Heart failure is a debilitating disease in which abnormal function of the heart leads in the direction of inadequate blood flow to fulfill the needs of the tissues and organs of the body. Typically, the heart loses propulsive power because the cardiac muscle loses capacity to stretch and contract. Often, the ventricles do not adequately eject or fill with blood between heartbeats and the valves regulating blood flow become leaky, allowing regurgitation or back-flow of blood. The impairment of arterial circulation deprives vital organs of oxygen and nutrients. Fatigue, weakness and the inability to carry out daily tasks may result. Not all heart failure patients suffer debilitating symptoms immediately. Some may live actively for years. Yet, with few exceptions, the disease is relentlessly progressive. As heart failure progresses, it tends to become increasingly difficult to manage. Even the compensatory responses it triggers in the body may themselves eventually complicate the clinical prognosis. For example, when the heart attempts to compensate for reduced cardiac output, it adds muscle causing the ventricles (particularly the left ventricle) to grow in volume in an attempt to pump more blood with each heartbeat. This places a still higher demand on the heart's oxygen supply. If the oxygen supply falls short of the growing demand, as it often does, further injury to the heart may result. The additional muscle mass may also stiffen the heart walls to hamper rather than assist in providing cardiac output. A particularly severe form of heart failure is congestive heart failure (CHF) wherein the weak pumping of the heart leads to build-up of fluids in the lungs and other organs and tissues.
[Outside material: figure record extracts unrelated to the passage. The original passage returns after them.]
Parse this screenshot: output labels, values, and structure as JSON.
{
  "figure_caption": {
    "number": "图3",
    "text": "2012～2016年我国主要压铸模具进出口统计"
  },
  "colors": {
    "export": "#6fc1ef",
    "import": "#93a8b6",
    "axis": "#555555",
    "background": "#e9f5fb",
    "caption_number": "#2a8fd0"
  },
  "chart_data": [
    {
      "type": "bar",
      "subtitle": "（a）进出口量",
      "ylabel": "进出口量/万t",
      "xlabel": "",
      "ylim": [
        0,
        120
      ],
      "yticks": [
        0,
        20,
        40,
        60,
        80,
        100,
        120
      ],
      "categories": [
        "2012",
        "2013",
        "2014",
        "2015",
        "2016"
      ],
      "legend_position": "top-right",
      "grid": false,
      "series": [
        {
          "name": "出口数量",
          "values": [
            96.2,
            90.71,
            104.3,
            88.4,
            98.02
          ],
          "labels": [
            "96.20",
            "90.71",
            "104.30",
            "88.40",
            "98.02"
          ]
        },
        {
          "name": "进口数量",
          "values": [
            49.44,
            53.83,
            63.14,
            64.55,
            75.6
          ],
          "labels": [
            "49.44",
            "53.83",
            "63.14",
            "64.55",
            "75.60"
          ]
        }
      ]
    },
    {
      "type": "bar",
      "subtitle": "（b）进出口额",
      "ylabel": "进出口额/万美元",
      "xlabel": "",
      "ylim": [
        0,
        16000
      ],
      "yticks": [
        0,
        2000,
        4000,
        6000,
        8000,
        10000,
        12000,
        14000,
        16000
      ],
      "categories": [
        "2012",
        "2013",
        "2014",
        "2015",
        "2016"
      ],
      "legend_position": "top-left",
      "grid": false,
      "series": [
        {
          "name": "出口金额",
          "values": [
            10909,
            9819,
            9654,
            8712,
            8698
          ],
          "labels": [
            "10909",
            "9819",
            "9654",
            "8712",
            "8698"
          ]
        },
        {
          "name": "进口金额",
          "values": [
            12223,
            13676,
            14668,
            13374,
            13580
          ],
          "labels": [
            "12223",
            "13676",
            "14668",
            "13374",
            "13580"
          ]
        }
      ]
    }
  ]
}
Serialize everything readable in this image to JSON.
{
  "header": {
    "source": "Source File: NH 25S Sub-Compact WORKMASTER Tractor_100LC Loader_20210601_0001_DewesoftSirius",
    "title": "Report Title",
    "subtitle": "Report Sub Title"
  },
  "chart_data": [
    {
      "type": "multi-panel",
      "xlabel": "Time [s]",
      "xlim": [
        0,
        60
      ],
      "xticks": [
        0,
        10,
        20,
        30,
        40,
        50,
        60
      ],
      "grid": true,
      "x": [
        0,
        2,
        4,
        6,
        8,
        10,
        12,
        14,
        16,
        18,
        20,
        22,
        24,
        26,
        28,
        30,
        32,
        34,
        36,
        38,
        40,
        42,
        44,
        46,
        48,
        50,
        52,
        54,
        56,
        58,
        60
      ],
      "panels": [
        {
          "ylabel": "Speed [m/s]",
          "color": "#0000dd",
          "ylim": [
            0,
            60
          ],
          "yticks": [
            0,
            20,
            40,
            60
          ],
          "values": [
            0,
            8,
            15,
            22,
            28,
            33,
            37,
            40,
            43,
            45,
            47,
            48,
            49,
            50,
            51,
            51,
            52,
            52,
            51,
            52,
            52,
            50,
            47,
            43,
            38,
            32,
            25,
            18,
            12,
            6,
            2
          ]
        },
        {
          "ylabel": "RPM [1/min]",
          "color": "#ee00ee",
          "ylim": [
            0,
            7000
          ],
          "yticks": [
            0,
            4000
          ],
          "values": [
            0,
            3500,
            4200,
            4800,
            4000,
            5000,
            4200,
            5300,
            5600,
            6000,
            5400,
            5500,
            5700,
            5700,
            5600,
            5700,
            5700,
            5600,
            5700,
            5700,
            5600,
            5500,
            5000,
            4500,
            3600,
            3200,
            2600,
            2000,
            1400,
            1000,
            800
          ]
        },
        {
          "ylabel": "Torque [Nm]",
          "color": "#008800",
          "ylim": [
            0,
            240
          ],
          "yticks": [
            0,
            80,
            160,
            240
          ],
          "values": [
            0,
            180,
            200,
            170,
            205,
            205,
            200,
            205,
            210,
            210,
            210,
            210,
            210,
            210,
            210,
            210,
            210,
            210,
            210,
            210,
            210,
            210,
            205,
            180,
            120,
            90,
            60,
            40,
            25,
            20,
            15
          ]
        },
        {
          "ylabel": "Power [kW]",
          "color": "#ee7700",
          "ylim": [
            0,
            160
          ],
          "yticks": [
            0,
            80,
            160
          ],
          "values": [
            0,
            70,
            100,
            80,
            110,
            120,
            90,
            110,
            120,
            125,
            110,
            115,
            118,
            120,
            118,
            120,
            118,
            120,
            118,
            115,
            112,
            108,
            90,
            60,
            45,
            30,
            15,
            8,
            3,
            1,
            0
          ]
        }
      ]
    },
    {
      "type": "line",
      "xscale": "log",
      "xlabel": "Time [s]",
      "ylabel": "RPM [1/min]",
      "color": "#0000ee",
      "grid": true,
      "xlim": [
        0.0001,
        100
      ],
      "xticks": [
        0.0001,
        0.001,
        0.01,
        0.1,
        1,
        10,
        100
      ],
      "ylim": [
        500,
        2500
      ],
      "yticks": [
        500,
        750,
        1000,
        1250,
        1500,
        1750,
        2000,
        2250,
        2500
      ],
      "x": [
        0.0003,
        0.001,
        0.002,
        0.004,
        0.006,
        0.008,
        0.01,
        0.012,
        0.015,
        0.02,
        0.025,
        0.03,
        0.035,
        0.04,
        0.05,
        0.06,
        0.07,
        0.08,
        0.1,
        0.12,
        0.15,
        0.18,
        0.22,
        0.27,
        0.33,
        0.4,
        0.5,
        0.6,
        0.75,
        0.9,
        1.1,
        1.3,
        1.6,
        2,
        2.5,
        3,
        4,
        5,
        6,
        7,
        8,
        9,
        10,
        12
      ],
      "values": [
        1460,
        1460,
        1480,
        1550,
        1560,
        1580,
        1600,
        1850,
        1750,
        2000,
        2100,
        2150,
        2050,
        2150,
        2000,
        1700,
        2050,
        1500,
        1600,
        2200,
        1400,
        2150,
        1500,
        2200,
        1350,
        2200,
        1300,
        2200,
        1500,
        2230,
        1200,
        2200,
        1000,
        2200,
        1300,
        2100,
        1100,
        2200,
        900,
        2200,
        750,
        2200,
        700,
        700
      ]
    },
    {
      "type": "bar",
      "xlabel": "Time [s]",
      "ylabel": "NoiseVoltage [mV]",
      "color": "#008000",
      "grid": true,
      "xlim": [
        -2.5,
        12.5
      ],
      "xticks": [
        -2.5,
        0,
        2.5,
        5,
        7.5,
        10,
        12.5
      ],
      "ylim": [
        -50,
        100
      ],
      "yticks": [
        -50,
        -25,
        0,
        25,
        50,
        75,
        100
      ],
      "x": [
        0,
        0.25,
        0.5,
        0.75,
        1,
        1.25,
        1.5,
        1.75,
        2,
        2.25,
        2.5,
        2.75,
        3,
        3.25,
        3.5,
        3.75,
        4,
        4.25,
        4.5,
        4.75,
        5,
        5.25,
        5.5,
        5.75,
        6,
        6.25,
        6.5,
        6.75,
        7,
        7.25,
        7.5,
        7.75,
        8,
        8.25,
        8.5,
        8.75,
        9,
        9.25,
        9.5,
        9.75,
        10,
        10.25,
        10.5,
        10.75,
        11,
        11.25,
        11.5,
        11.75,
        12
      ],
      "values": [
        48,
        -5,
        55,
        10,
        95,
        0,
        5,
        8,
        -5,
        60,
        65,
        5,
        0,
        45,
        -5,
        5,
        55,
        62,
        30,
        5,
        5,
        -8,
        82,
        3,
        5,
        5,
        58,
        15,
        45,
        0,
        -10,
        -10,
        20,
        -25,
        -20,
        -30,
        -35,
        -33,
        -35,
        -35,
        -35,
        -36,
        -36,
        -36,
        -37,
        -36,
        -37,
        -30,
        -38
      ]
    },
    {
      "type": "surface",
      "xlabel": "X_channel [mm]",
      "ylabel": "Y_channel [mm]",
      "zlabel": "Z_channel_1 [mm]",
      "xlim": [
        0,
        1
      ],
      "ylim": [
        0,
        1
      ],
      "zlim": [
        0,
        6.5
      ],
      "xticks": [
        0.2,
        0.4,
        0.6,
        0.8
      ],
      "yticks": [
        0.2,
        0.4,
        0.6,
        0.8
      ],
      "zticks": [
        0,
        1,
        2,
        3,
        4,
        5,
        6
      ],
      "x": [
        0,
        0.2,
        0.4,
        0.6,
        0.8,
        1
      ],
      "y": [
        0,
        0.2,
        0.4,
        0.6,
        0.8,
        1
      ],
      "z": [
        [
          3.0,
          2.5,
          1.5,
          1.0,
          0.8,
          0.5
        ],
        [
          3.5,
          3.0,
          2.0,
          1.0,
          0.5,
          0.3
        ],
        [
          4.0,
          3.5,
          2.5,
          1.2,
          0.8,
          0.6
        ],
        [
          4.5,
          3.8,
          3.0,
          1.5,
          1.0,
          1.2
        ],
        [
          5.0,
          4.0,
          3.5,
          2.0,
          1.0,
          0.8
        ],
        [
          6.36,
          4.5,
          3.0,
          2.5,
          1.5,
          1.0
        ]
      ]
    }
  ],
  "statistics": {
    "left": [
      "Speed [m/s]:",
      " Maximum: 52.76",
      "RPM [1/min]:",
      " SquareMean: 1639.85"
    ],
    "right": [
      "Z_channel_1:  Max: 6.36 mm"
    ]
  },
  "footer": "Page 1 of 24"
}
Pulmonary edema occurs when the alveoli of the lungs fill with fluid instead of air, preventing oxygen from being absorbed into the bloodstream. That is, when a diseased or overworked left ventricle is no longer able to pump enough of the blood it receives from the lungs, pressure thereby increases inside the left atrium and then in the pulmonary veins and capillaries, causing fluid to be pushed through the capillary walls into the air sacs. This can cause severe respiratory problems and, left untreated, can be fatal. Note that pulmonary edema can also arise due to other factors besides heart failure, such as infections. Pulmonary edema due to heart failure may be specifically referred to as cardiogenic pulmonary edema. Herein, for brevity, the term pulmonary edema will be used to refer to cardiogenic pulmonary edema.
In general, whenever the right ventricle pumps more blood than the left ventricle is capable of pumping (for whatever reason), pulmonary congestion will arise. It would be desirable to exploit this insight to provide techniques for detecting pulmonary congestion and edema, and it is to that end that the invention is generally directed.